In the near term, Uniswap governance plans to observe results closely. Key metrics include liquidity levels, trading volume, and weekly burn totals.
Some early analysts claimed revenue numbers looked underwhelming. Hayden Adams pushed back, arguing the rollout was only beginning and early estimates ignored future fee sources.
As more elements go live, revenue should compound. These include MEV auctions, aggregator fees in Uniswap v4, and expansion to more pools and networks. Each improvement can raise burn totals and refine incentives for LPs.
The buy-and-burn model introduces consistent market demand tied to usage. Over longer horizons, this should act as a supportive force for price.
Still, crypto markets respond to many variables. Sentiment, macro trends, and competition all matter. UNI did not spike immediately after activation, which shows traders want proof of sustained revenue.
Governance retains flexibility. If conditions change, the community can adjust fee fractions or expand the switch to additional pools.
With funding secured, Uniswap can invest in innovation more confidently. The Growth Budget funds grants, ecosystem partnerships, and development initiatives.
Uniswap v4 also introduces hooks and aggregator capabilities. The protocol can route trades across DEXs to secure best pricing while collecting fees that burn UNI. That combination strengthens both user experience and protocol economics.
Over time, Uniswap can compete more directly with centralized exchanges. A self-funded system can launch new features, incentivize adoption, and support integrations without depending on outside capital.
Uniswap also hopes to that the fee switch will help to operate more clearly within regulatory expectations. By using token burns instead of direct payouts, UNI avoids functioning like a dividend-bearing security.
Authorities may continue to review these models. However, many in the community believe this structure represents a safer framework. If regulators accept it, other protocols may follow.

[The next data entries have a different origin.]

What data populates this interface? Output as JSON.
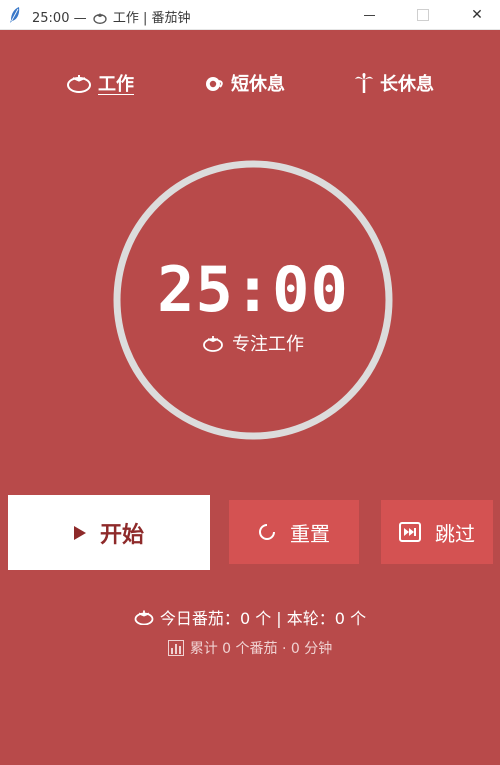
{
  "window": {
    "title_time": "25:00 —",
    "title_rest": "工作 | 番茄钟",
    "close_glyph": "✕"
  },
  "tabs": [
    {
      "label": "工作",
      "icon": "tomato-icon",
      "active": true
    },
    {
      "label": "短休息",
      "icon": "coffee-icon",
      "active": false
    },
    {
      "label": "长休息",
      "icon": "palm-tree-icon",
      "active": false
    }
  ],
  "timer": {
    "time": "25:00",
    "mode_label": "专注工作"
  },
  "buttons": {
    "start": "开始",
    "reset": "重置",
    "skip": "跳过"
  },
  "stats": {
    "today_label": "今日番茄：",
    "today_count": "0 个",
    "separator": " | ",
    "round_label": "本轮：",
    "round_count": "0 个",
    "total": "累计 0 个番茄 · 0 分钟"
  },
  "colors": {
    "background": "#b84a4a",
    "secondary_button": "#d45252",
    "primary_text": "#8e2a2a",
    "ring": "#dcdcdc"
  }
}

In effect, Uniswap becomes a test case for how decentralized systems can create value responsibly.
Uniswap marks a turning point for governance tokens. More projects are now searching for meaningful value capture.

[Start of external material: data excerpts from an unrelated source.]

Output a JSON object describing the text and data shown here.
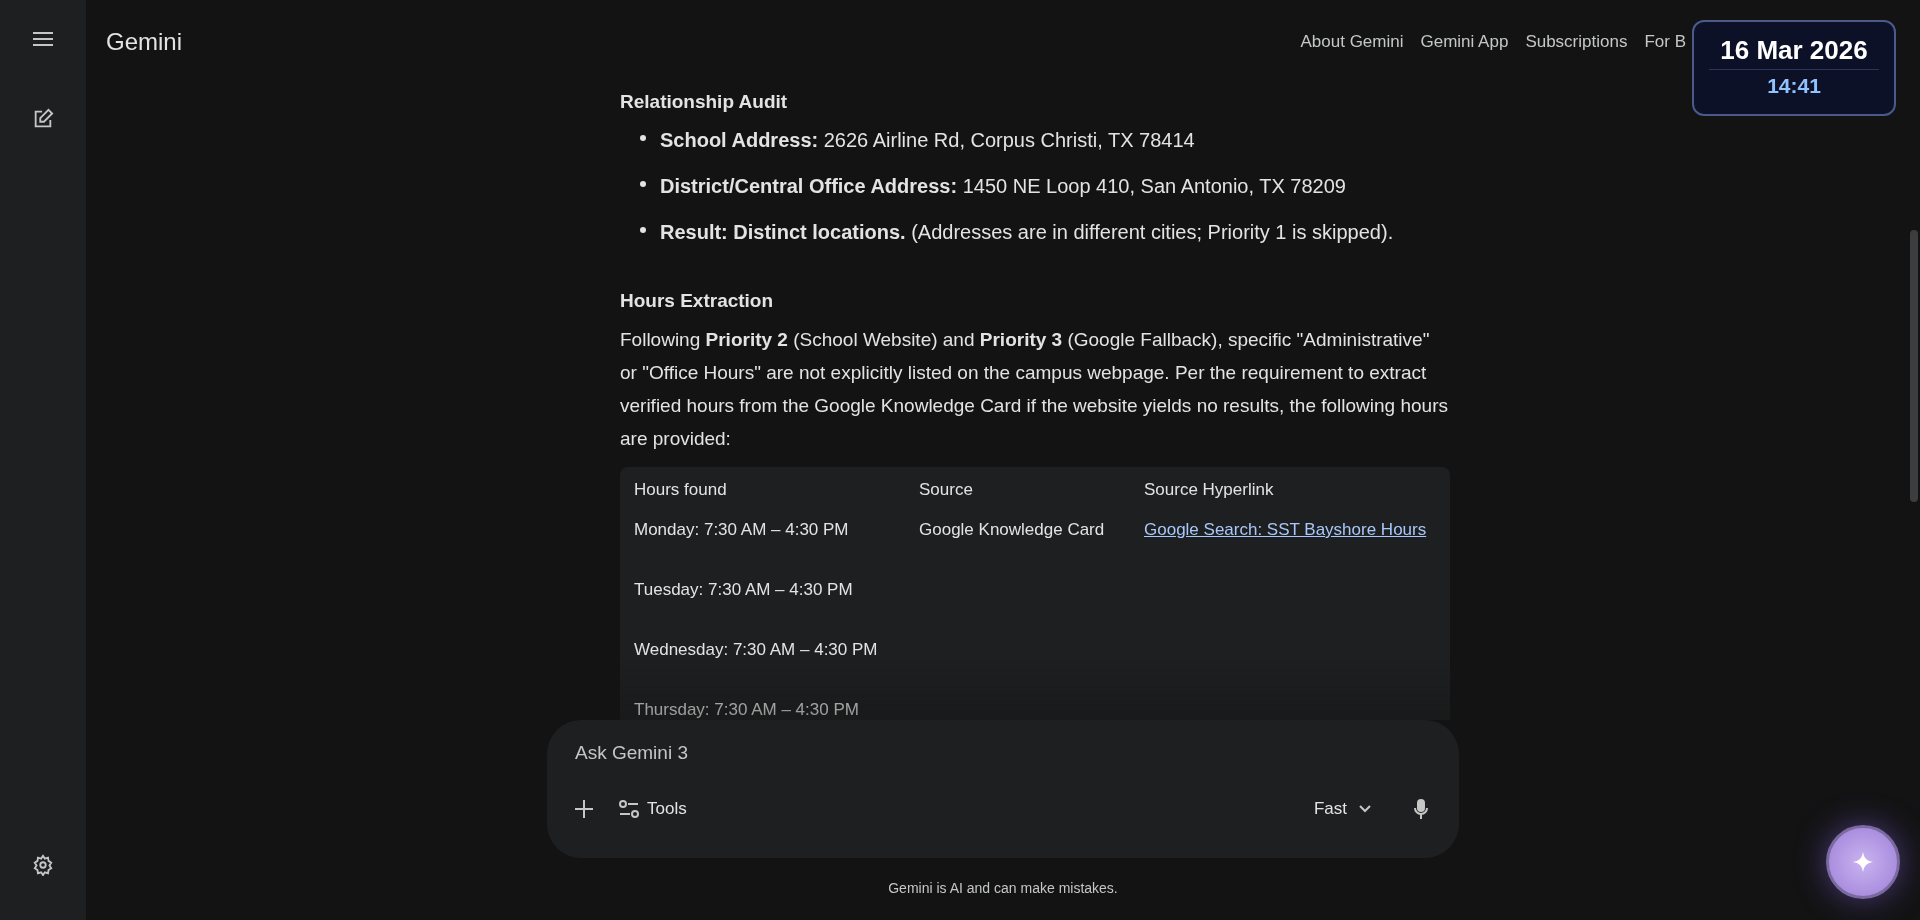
{
  "header": {
    "title": "Gemini",
    "nav": [
      "About Gemini",
      "Gemini App",
      "Subscriptions",
      "For B"
    ]
  },
  "clock": {
    "date": "16 Mar 2026",
    "time": "14:41"
  },
  "response": {
    "sections": [
      {
        "heading": "Relationship Audit",
        "bullets": [
          "**School Address:** 2626 Airline Rd, Corpus Christi, TX 78414",
          "**District/Central Office Address:** 1450 NE Loop 410, San Antonio, TX 78209",
          "**Result: Distinct locations.** (Addresses are in different cities; Priority 1 is skipped)."
        ]
      },
      {
        "heading": "Hours Extraction",
        "paragraph": "Following **Priority 2** (School Website) and **Priority 3** (Google Fallback), specific \"Administrative\" or \"Office Hours\" are not explicitly listed on the campus webpage. Per the requirement to extract verified hours from the Google Knowledge Card if the website yields no results, the following hours are provided:",
        "table": {
          "columns": [
            "Hours found",
            "Source",
            "Source Hyperlink"
          ],
          "rows": [
            {
              "hours": "Monday: 7:30 AM – 4:30 PM",
              "source": "Google Knowledge Card",
              "link": "Google Search: SST Bayshore Hours"
            },
            {
              "hours": "Tuesday: 7:30 AM – 4:30 PM"
            },
            {
              "hours": "Wednesday: 7:30 AM – 4:30 PM"
            },
            {
              "hours": "Thursday: 7:30 AM – 4:30 PM"
            }
          ]
        }
      }
    ]
  },
  "composer": {
    "placeholder": "Ask Gemini 3",
    "tools": "Tools",
    "model": "Fast"
  },
  "disclaimer": "Gemini is AI and can make mistakes."
}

Tokens like xSUSHI and veCRV pioneered rewards tied to protocol revenue. Uniswap’s move further legitimizes this direction. Many DeFi teams may now feel pressure to design similar models that align users, LPs, and token holders.
Some LPs may consider moving to platforms without protocol fees. However, many leading DEXs already implement fee capture.

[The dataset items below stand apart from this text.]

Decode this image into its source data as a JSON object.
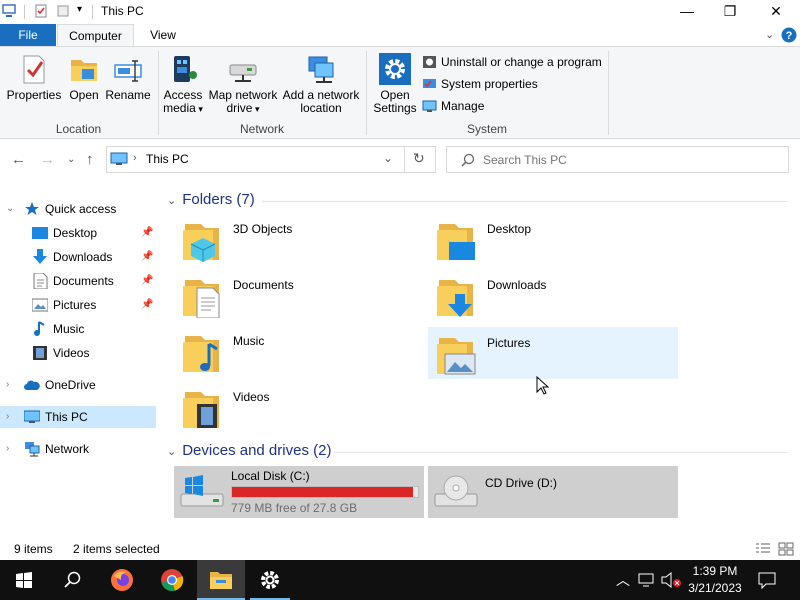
{
  "window": {
    "title": "This PC",
    "controls": {
      "minimize": "—",
      "maximize": "❐",
      "close": "✕"
    }
  },
  "ribbon": {
    "tabs": {
      "file": "File",
      "computer": "Computer",
      "view": "View"
    },
    "location": {
      "properties": "Properties",
      "open": "Open",
      "rename": "Rename",
      "group_label": "Location"
    },
    "network": {
      "access_media_l1": "Access",
      "access_media_l2": "media",
      "map_drive_l1": "Map network",
      "map_drive_l2": "drive",
      "add_location_l1": "Add a network",
      "add_location_l2": "location",
      "group_label": "Network"
    },
    "system": {
      "open_settings_l1": "Open",
      "open_settings_l2": "Settings",
      "uninstall": "Uninstall or change a program",
      "system_properties": "System properties",
      "manage": "Manage",
      "group_label": "System"
    }
  },
  "address": {
    "path": "This PC",
    "search_placeholder": "Search This PC"
  },
  "nav": {
    "quick_access": "Quick access",
    "quick_items": [
      {
        "label": "Desktop"
      },
      {
        "label": "Downloads"
      },
      {
        "label": "Documents"
      },
      {
        "label": "Pictures"
      },
      {
        "label": "Music"
      },
      {
        "label": "Videos"
      }
    ],
    "onedrive": "OneDrive",
    "this_pc": "This PC",
    "network": "Network"
  },
  "folders": {
    "header": "Folders (7)",
    "items": [
      {
        "name": "3D Objects"
      },
      {
        "name": "Desktop"
      },
      {
        "name": "Documents"
      },
      {
        "name": "Downloads"
      },
      {
        "name": "Music"
      },
      {
        "name": "Pictures"
      },
      {
        "name": "Videos"
      }
    ]
  },
  "drives": {
    "header": "Devices and drives (2)",
    "items": [
      {
        "name": "Local Disk (C:)",
        "free": "779 MB free of 27.8 GB",
        "used_fraction": 0.973
      },
      {
        "name": "CD Drive (D:)"
      }
    ]
  },
  "status": {
    "items": "9 items",
    "selected": "2 items selected"
  },
  "taskbar": {
    "time": "1:39 PM",
    "date": "3/21/2023"
  },
  "colors": {
    "accent": "#1a6ec0",
    "selection": "#cce8ff",
    "disk_full": "#da2626",
    "folder": "#f8cf5a"
  }
}
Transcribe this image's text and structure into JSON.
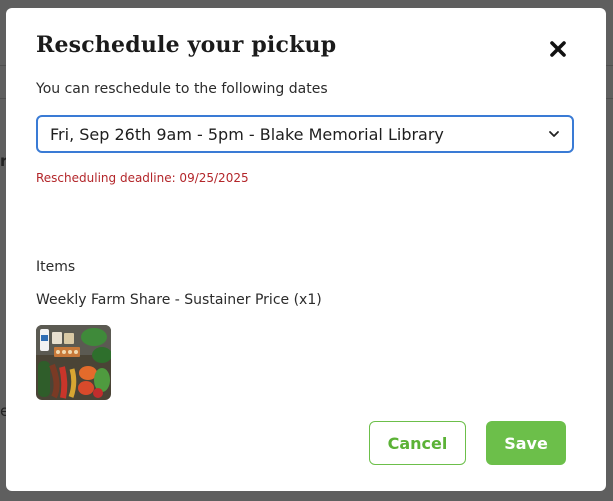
{
  "modal": {
    "title": "Reschedule your pickup",
    "subtitle": "You can reschedule to the following dates",
    "selected_date": "Fri, Sep 26th 9am - 5pm - Blake Memorial Library",
    "deadline": "Rescheduling deadline: 09/25/2025",
    "items_label": "Items",
    "item_name": "Weekly Farm Share - Sustainer Price (x1)",
    "cancel_label": "Cancel",
    "save_label": "Save"
  },
  "background": {
    "glyph_top": "r",
    "glyph_bottom": "e"
  },
  "colors": {
    "accent_green": "#6cbf4a",
    "deadline_red": "#b3262a",
    "select_border": "#3a7bd5"
  }
}
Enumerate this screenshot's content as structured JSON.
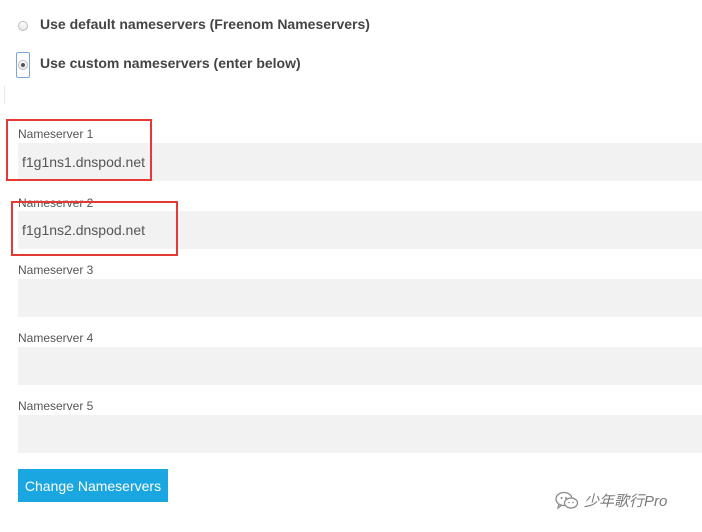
{
  "nameserver_options": [
    {
      "label": "Use default nameservers (Freenom Nameservers)",
      "checked": false
    },
    {
      "label": "Use custom nameservers (enter below)",
      "checked": true
    }
  ],
  "nameservers": [
    {
      "label": "Nameserver 1",
      "value": "f1g1ns1.dnspod.net",
      "highlighted": true
    },
    {
      "label": "Nameserver 2",
      "value": "f1g1ns2.dnspod.net",
      "highlighted": true
    },
    {
      "label": "Nameserver 3",
      "value": ""
    },
    {
      "label": "Nameserver 4",
      "value": ""
    },
    {
      "label": "Nameserver 5",
      "value": ""
    }
  ],
  "submit_button": {
    "label": "Change Nameservers",
    "color": "#1aa6e0"
  },
  "highlight_color": "#e53935",
  "watermark": {
    "text": "少年歌行Pro",
    "icon": "wechat-icon"
  }
}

In practice, LPs focus on net earnings, not just percentages. High trading volume on Uniswap may still make participation attractive. Meanwhile, protocols that refuse to capture revenue could struggle to sustain themselves.
With revenue flowing to development, protocols can innovate faster. Uniswap’s work on MEV capture, aggregation, and cross-chain strategies may inspire others to experiment as well.
Instead of competing primarily through liquidity incentives, DeFi could shift to competition around revenue optimization and user experience.
The UNIfication vote attracted high turnout and near-unanimous support. That success demonstrates what coordinated governance can achieve.
Communities may become more engaged when they see governance translate into tangible outcomes. Other DAOs could use Uniswap as a model for patient debate followed by decisive execution.
Regulators will watch closely. If Uniswap operates smoothly and avoids enforcement actions, more teams may adopt burn-based models. If challenges arise, the industry will adjust.
Either way, DeFi gains clarity from observing how such a large protocol moves forward.
Uniswap now has financial durability similar to established businesses. As it scales, it becomes a stronger rival to centralized exchanges.
More users may shift activity toward decentralized markets, especially if they trust the economics and transparency of protocols like Uniswap. Centralized exchanges may need to innovate to keep pace.
Uniswap has created a sustainable economic loop: protocol usage funds UNI burns, which strengthen incentives, which then support more usage.
The effects will unfold slowly but steadily. Over months and years, Uniswap could evolve from a pioneering DEX into a fully self-sustaining financial network.